信息安全行话指南The Infosec Phrasebook
这是一篇幽默风格的“信息安全短语词典”,旨在调侃安全行业的术语文化。文章通过将早期的网络聊天缩写(如 a/s/l)与现代安全概念(如 threat model)结合,揭示了行业黑话的演变。这种戏谑的表达方式反映了安全社区对自身专业术语泛滥的内部自嘲。
Andrew Nesbitt
Spend enough time around security people and you pick up a second vocabulary. It has a faintly military air and a noticeable per-syllable markup on vendor invoices.
Defense in depth: coding.
Zero trust: auth.
Least privilege: the permissions you forgot to grant.
Attack surface: your code.
Blast radius: everyone else’s code.
Hardening: turning things off.
Air gap: a USB stick.
Shift left: make it the developer’s problem.
Threat model: a Google Doc.
Tabletop exercise: a meeting about the Google Doc.
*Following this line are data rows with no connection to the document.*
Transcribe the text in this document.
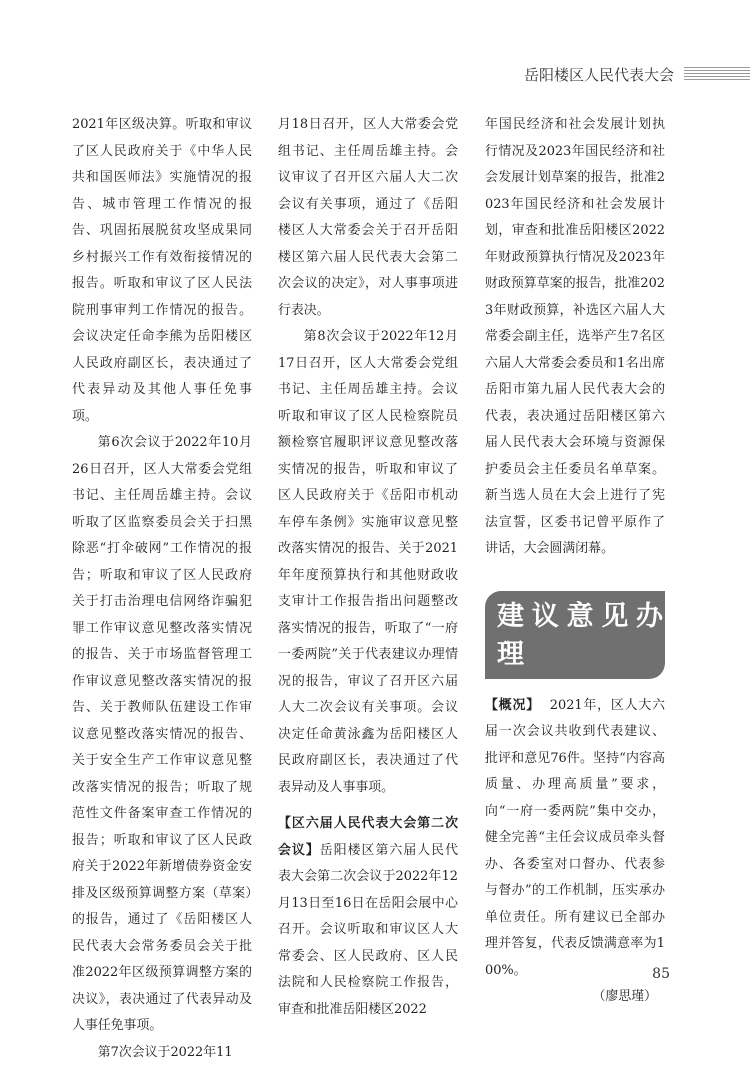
岳阳楼区人民代表大会

2021年区级决算。听取和审议了区人民政府关于《中华人民共和国医师法》实施情况的报告、城市管理工作情况的报告、巩固拓展脱贫攻坚成果同乡村振兴工作有效衔接情况的报告。听取和审议了区人民法院刑事审判工作情况的报告。会议决定任命李熊为岳阳楼区人民政府副区长，表决通过了代表异动及其他人事任免事项。

第6次会议于2022年10月26日召开，区人大常委会党组书记、主任周岳雄主持。会议听取了区监察委员会关于扫黑除恶“打伞破网”工作情况的报告；听取和审议了区人民政府关于打击治理电信网络诈骗犯罪工作审议意见整改落实情况的报告、关于市场监督管理工作审议意见整改落实情况的报告、关于教师队伍建设工作审议意见整改落实情况的报告、关于安全生产工作审议意见整改落实情况的报告；听取了规范性文件备案审查工作情况的报告；听取和审议了区人民政府关于2022年新增债券资金安排及区级预算调整方案（草案）的报告，通过了《岳阳楼区人民代表大会常务委员会关于批准2022年区级预算调整方案的决议》，表决通过了代表异动及人事任免事项。

第7次会议于2022年11

月18日召开，区人大常委会党组书记、主任周岳雄主持。会议审议了召开区六届人大二次会议有关事项，通过了《岳阳楼区人大常委会关于召开岳阳楼区第六届人民代表大会第二次会议的决定》，对人事事项进行表决。

第8次会议于2022年12月17日召开，区人大常委会党组书记、主任周岳雄主持。会议听取和审议了区人民检察院员额检察官履职评议意见整改落实情况的报告，听取和审议了区人民政府关于《岳阳市机动车停车条例》实施审议意见整改落实情况的报告、关于2021年年度预算执行和其他财政收支审计工作报告指出问题整改落实情况的报告，听取了“一府一委两院”关于代表建议办理情况的报告，审议了召开区六届人大二次会议有关事项。会议决定任命黄泳鑫为岳阳楼区人民政府副区长，表决通过了代表异动及人事事项。

【区六届人民代表大会第二次会议】岳阳楼区第六届人民代表大会第二次会议于2022年12月13日至16日在岳阳会展中心召开。会议听取和审议区人大常委会、区人民政府、区人民法院和人民检察院工作报告，审查和批准岳阳楼区2022

年国民经济和社会发展计划执行情况及2023年国民经济和社会发展计划草案的报告，批准2023年国民经济和社会发展计划，审查和批准岳阳楼区2022年财政预算执行情况及2023年财政预算草案的报告，批准2023年财政预算，补选区六届人大常委会副主任，选举产生7名区六届人大常委会委员和1名出席岳阳市第九届人民代表大会的代表，表决通过岳阳楼区第六届人民代表大会环境与资源保护委员会主任委员名单草案。新当选人员在大会上进行了宪法宣誓，区委书记曾平原作了讲话，大会圆满闭幕。

建议意见办理

【概况】 2021年，区人大六届一次会议共收到代表建议、批评和意见76件。坚持“内容高质量、办理高质量”要求，向“一府一委两院”集中交办，健全完善“主任会议成员牵头督办、各委室对口督办、代表参与督办”的工作机制，压实承办单位责任。所有建议已全部办理并答复，代表反馈满意率为100%。

（廖思瑾）

85
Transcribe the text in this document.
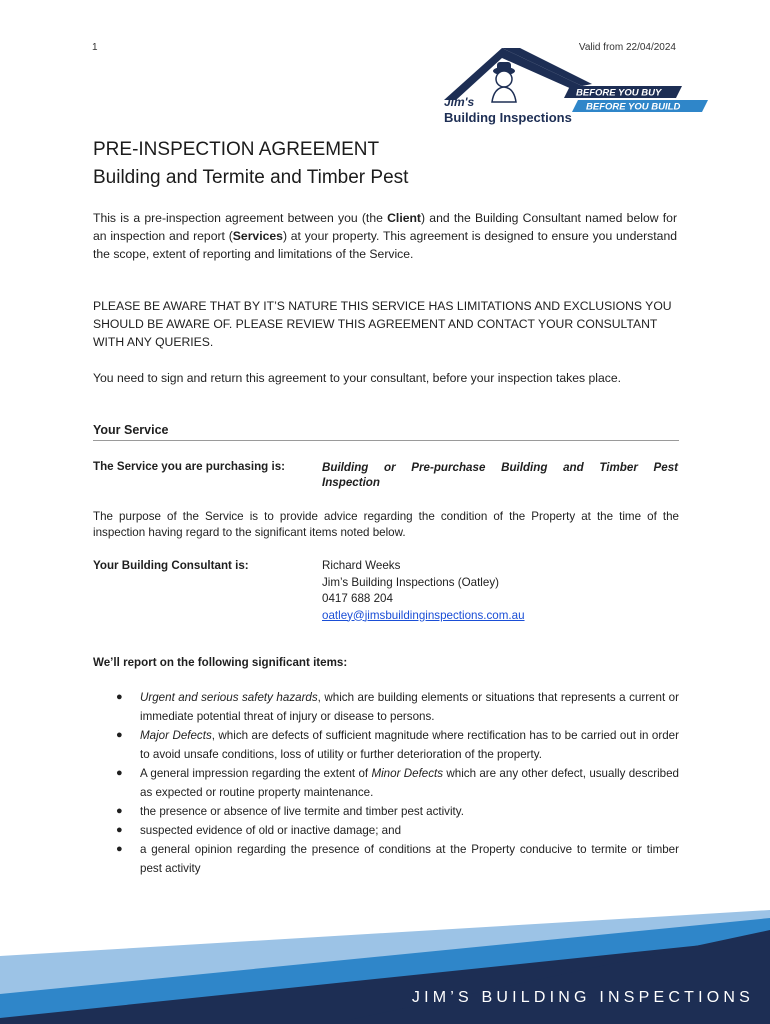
1	Valid from 22/04/2024
Jim's
Building Inspections
BEFORE YOU BUY
BEFORE YOU BUILD
PRE-INSPECTION AGREEMENT
Building and Termite and Timber Pest
This is a pre-inspection agreement between you (the Client) and the Building Consultant named below for an inspection and report (Services) at your property. This agreement is designed to ensure you understand the scope, extent of reporting and limitations of the Service.
PLEASE BE AWARE THAT BY IT’S NATURE THIS SERVICE HAS LIMITATIONS AND EXCLUSIONS YOU SHOULD BE AWARE OF. PLEASE REVIEW THIS AGREEMENT AND CONTACT YOUR CONSULTANT WITH ANY QUERIES.
You need to sign and return this agreement to your consultant, before your inspection takes place.
Your Service
The Service you are purchasing is:	Building or Pre-purchase Building and Timber Pest
Inspection
The purpose of the Service is to provide advice regarding the condition of the Property at the time of the inspection having regard to the significant items noted below.
Your Building Consultant is:	Richard Weeks
Jim’s Building Inspections (Oatley)
0417 688 204
oatley@jimsbuildinginspections.com.au
We’ll report on the following significant items:
● Urgent and serious safety hazards, which are building elements or situations that represents a current or immediate potential threat of injury or disease to persons.
● Major Defects, which are defects of sufficient magnitude where rectification has to be carried out in order to avoid unsafe conditions, loss of utility or further deterioration of the property.
● A general impression regarding the extent of Minor Defects which are any other defect, usually described as expected or routine property maintenance.
● the presence or absence of live termite and timber pest activity.
● suspected evidence of old or inactive damage; and
● a general opinion regarding the presence of conditions at the Property conducive to termite or timber pest activity
JIM’S BUILDING INSPECTIONS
Compensating control: we didn’t fix it.
Risk acceptance: we didn’t fix it, in writing.
Remediation: a Jira epic.
Assume breach: we got breached.
CVE: curriculum vitae enhancement.
CVSS 9.8: please answer the phone.
Lateral movement: ssh.
Exfiltration: curl.
Supply chain security: running npm install, nervously.
Security posture: vibes.
Then there’s cyber, which gets prefixed to all of the above and increasingly used on its own. Cyber risk, cyber hygiene, cyber resilience, Cyber Essentials, “I work in cyber”. I have been on the internet long enough to remember when cyber was a verb, and what it meant when a stranger in an AOL chatroom asked if you wanted to. I cannot watch a minister say it into a microphone without that association firing, and at this point I’ve stopped expecting it to fade.